Off-grounds outings continued without changes for weeks, the report said, and it outlined several other incidents in which staff failed to maintain direct supervision of patients on outings.

Another patient in July alleged they had been sexually assaulted by their roommate. The hospital reported the allegation to Oregon State Police but failed to conduct its own investigation and moved the alleged assailant to another room in the same unit.

“As of the date of this survey there was no documentation provided to reflect that the hospital had conducted a non-criminal investigation of the alleged sexual assault to identify how this was allowed to occur, to identify failures that may have contributed and to identify corrective actions to prevent recurrence,” the report said.

The report also documented physical attacks that left patients with visible injuries. One patient was hit repeatedly in the face in an attack that, according to a hospital staff report, “appeared to be unprovoked.” According to the state’s investigation, there “was no evidence of plans to prevent recurrence for these patients and other patients.”

The Junction City facility’s entanglement with the Salem hospital was among inspectors’ concerns.
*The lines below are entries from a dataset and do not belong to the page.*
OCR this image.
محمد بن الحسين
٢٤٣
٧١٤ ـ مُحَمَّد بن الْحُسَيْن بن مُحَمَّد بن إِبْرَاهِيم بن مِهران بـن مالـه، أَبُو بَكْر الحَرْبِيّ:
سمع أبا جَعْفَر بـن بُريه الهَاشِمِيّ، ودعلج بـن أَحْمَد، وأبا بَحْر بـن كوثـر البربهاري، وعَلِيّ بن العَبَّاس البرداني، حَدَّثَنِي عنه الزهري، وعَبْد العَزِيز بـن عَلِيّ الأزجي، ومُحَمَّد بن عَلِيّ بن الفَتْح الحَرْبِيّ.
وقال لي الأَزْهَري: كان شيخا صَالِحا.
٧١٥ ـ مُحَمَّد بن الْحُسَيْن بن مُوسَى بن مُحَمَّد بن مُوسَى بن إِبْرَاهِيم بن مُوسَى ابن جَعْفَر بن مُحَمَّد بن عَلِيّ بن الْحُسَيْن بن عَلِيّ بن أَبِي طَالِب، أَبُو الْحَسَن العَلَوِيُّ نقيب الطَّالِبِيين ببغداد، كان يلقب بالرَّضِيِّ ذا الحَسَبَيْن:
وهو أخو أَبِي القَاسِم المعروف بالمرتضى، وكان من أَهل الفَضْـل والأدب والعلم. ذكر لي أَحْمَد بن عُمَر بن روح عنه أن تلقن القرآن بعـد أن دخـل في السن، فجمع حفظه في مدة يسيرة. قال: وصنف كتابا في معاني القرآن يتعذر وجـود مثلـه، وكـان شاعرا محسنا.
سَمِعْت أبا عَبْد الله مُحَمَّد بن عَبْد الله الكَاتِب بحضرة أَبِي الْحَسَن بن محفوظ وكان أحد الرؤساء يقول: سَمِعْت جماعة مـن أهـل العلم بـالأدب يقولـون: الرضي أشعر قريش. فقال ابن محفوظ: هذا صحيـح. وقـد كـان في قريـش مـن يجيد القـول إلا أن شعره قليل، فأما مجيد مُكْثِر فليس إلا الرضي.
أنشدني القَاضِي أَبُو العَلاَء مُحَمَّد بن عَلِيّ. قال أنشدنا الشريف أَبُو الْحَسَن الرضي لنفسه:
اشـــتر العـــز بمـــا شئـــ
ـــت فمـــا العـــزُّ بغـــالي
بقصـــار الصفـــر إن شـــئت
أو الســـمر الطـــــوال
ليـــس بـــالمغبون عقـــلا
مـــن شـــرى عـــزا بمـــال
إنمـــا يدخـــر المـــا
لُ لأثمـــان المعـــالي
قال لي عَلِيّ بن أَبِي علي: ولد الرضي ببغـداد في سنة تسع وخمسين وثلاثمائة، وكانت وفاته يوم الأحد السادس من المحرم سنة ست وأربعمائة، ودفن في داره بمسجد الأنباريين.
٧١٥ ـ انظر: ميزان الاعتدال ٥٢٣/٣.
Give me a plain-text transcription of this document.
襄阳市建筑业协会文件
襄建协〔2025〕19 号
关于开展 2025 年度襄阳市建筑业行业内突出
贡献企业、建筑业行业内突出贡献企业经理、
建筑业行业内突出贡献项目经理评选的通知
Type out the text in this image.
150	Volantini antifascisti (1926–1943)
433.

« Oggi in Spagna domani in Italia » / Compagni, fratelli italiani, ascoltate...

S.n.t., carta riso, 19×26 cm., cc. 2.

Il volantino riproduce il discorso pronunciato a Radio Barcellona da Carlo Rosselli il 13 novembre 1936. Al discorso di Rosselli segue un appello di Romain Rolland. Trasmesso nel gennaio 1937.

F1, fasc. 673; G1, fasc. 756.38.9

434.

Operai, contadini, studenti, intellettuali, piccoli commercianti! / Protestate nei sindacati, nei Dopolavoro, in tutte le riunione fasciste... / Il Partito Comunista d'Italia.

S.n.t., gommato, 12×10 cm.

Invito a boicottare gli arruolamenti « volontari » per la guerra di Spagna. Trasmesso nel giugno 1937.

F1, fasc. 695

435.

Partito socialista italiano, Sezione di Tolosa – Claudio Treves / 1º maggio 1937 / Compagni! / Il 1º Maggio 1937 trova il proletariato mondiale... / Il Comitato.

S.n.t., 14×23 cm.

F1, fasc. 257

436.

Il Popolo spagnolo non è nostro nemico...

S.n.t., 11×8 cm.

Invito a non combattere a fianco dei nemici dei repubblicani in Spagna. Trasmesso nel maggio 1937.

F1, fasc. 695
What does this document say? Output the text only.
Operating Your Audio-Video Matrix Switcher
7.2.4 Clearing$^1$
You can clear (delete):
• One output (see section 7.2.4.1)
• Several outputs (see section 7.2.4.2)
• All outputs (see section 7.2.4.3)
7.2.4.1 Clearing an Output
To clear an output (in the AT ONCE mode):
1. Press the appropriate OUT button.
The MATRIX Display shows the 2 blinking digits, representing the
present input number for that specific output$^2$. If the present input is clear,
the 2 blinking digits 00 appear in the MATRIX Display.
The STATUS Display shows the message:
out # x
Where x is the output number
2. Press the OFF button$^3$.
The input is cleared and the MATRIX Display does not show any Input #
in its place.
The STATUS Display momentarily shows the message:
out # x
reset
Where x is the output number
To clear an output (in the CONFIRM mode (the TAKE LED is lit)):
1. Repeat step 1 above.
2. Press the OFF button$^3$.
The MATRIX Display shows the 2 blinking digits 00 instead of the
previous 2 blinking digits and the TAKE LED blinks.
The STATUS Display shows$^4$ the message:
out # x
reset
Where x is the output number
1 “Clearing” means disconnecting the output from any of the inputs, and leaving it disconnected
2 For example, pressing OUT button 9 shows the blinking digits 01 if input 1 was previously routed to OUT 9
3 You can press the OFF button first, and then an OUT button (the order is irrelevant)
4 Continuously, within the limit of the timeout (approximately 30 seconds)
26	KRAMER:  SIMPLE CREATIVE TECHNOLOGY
Even though the satellite facility is 65 miles from the Oregon State Hospital, they shared management. Inspectors said that the result was “a lack of clear leadership.”

Junction City campus staff also failed to develop individual treatment plans for each of five patients whose files investigators reviewed, according to the report.

The survey was conducted by regulators from the Oregon Health Authority, which also runs the state hospital.

In statements, Oregon State Hospital Superintendent Dolly Matteucci and Oregon Health Authority Director Patrick Allen pledged to address the findings.

“Our staff at the Oregon State Hospital want to provide the highest quality care to our patients so they can recover and return to live healthy and productive lives in their communities,” Matteucci said. “We look forward to addressing each of the administrative, documentation and supervision issues highlighted in this report.”

Disability Rights Oregon, an advocacy group whose lawsuit prompted a separate examination of hospital practices that’s expected later this year, said it was unaware of the federal investigation. KC Lewis, an attorney for the organization, said it was “deeply concerned” by the report’s findings.

“Losing funding would make it even more difficult to address OSH staffing issues,” Lewis said in a statement. “The findings highlight the urgent importance of building out a well-resourced and effective community-based mental health system. This raises very serious concerns for us.”